Sunday, August 29, 2010
Oh Dae-su (played brilliantly by Choi Min-sik) is about to experience a series of horrific events that nobody could ever possibly begin to imagine, in the blink of an eye his life is about to change forever. It all begins one night in 1988 when he is arrested for public drunkenness. This is where the film opens, a rather plump looking Oh Dae-su making a complete ass of himself at a police station while awaiting his friend to come bail him out. Finally the friend arrives, and with daughter’s birthday present in hand Dae-su leaves the station. Before heading home they stop at a pay phone to call home. After a brief conversation Dae-su hands the phone over and steps aside. His rescuer assures Dae-sus wife they are on the way and hangs up. As he steps out of the booth he is horrified to find that in just a mere few seconds Oh Dae-su is gone.
Oh Dae-su awakens, he finds himself locked in a prison disguised like a cheap motel, equipped with a bed, kitchen, and even a television. Confused and frightened he yells out the small hole in the door where his meals are slid to him like a dog being fed in a cannel. He rapidly spends all his energy pounding and crying out for answers that he would inevitably never be handed to him. He would go on to spend 15 years in this room with not even a hint as to where he is, or more importantly why he is being held prisoner. But this time would not go by wasted.
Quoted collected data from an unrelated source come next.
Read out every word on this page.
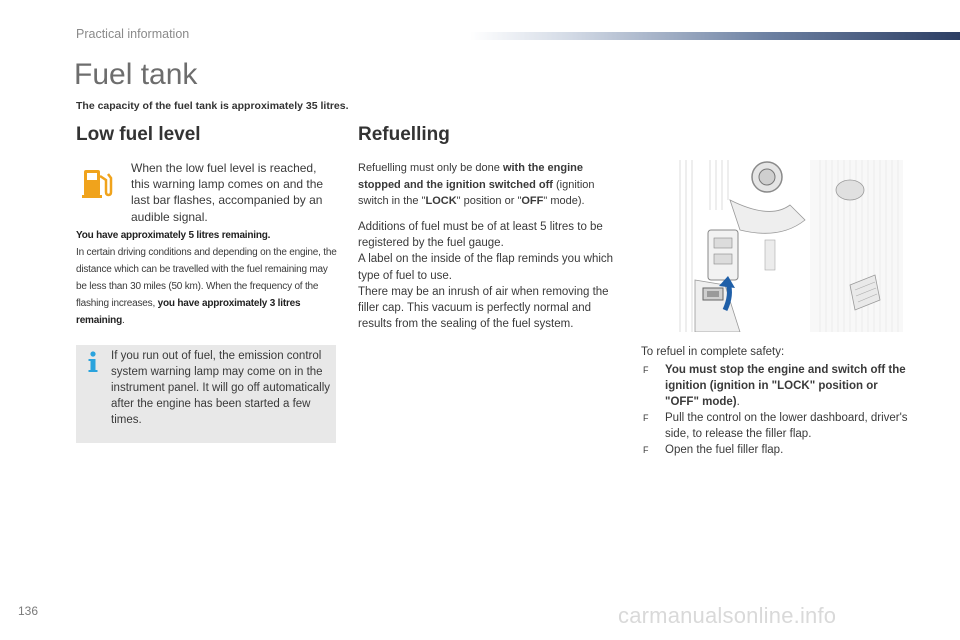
Practical information
Fuel tank
The capacity of the fuel tank is approximately 35 litres.
Low fuel level	Refuelling
When the low fuel level is reached, this warning lamp comes on and the last bar flashes, accompanied by an audible signal.
You have approximately 5 litres remaining.
In certain driving conditions and depending on the engine, the distance which can be travelled with the fuel remaining may be less than 30 miles (50 km). When the frequency of the flashing increases, you have approximately 3 litres remaining.
If you run out of fuel, the emission control system warning lamp may come on in the instrument panel. It will go off automatically after the engine has been started a few times.
Refuelling must only be done with the engine stopped and the ignition switched off (ignition switch in the "LOCK" position or "OFF" mode).
Additions of fuel must be of at least 5 litres to be registered by the fuel gauge.
A label on the inside of the flap reminds you which type of fuel to use.
There may be an inrush of air when removing the filler cap. This vacuum is perfectly normal and results from the sealing of the fuel system.
To refuel in complete safety:
F You must stop the engine and switch off the ignition (ignition in "LOCK" position or "OFF" mode).
F Pull the control on the lower dashboard, driver's side, to release the filler flap.
F Open the fuel filler flap.
136	carmanualsonline.info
He uses the television as a companion and teacher who would guide him through the major events going on in the outside. Including the grim news that not only is his family dead, but he himself is blamed for the murders. Now He will train, train, and train. Training himself physically and mentally, preparing himself for one thing and one thing only. To escape this confinement and to find answers. Though he begins his rigorous escape plan it would prove all too unnecessary.
He has gotten used to being gassed to sleep on occasion and awaked to a cleaned room, a haircut, and a clean shave. But one day after being gassed he wakes up to something completely shocking. He has been released. Given a new suit, money and a cell phone he is finally free. But why? The answer to that question won’t come easy for Oh Dae-su as he is about to embark on a grizzly and brutal journey to find this answer, and when he does the answer itself may be far worse than anything he has be subjected to thus far.
Simply said Oldboy is a genuine masterpiece of film making, easily one of the best and most universally beloved films to date and Director Park Chan-wooks finest work. But watching it comes with a price, the journey itself takes the viewer on an almost equal ride with our protagonist Oh Dae-su. All the way up to the truly spine chilling reveal at the end, everything that happens is explained only as Dae-su learns it himself. It’s an unforgettable experience that will leave anyone who watches it both amazed, and horrified!
Besides great writing, superb direction, and top notch cinematography the cast is absolutely stellar. Choi Min-sik is of course fantastic. But co-stars Yoo ji-tae and Kang Hye-jeong are outstanding in their roles; especially Yoo ji-tae whose final moments in the film are simply stunning! Top that off with a superb supporting cast of mostly Park Chan-wook regulars including Kim Byeong-on, and an unforgettable appearance from Oh Dal-soo.
Oldboy should be mandatory viewing for anyone who appreciates fine film making. It’s defiantly not for the casual movie-goer who may not appreciate what it has to offer, and who may be quite off put by some truly horrific moments. But if you can appreciate talent you will enjoy this, and for fans of Korean Cinema. Well if you are one you have seen this already, probably many many times.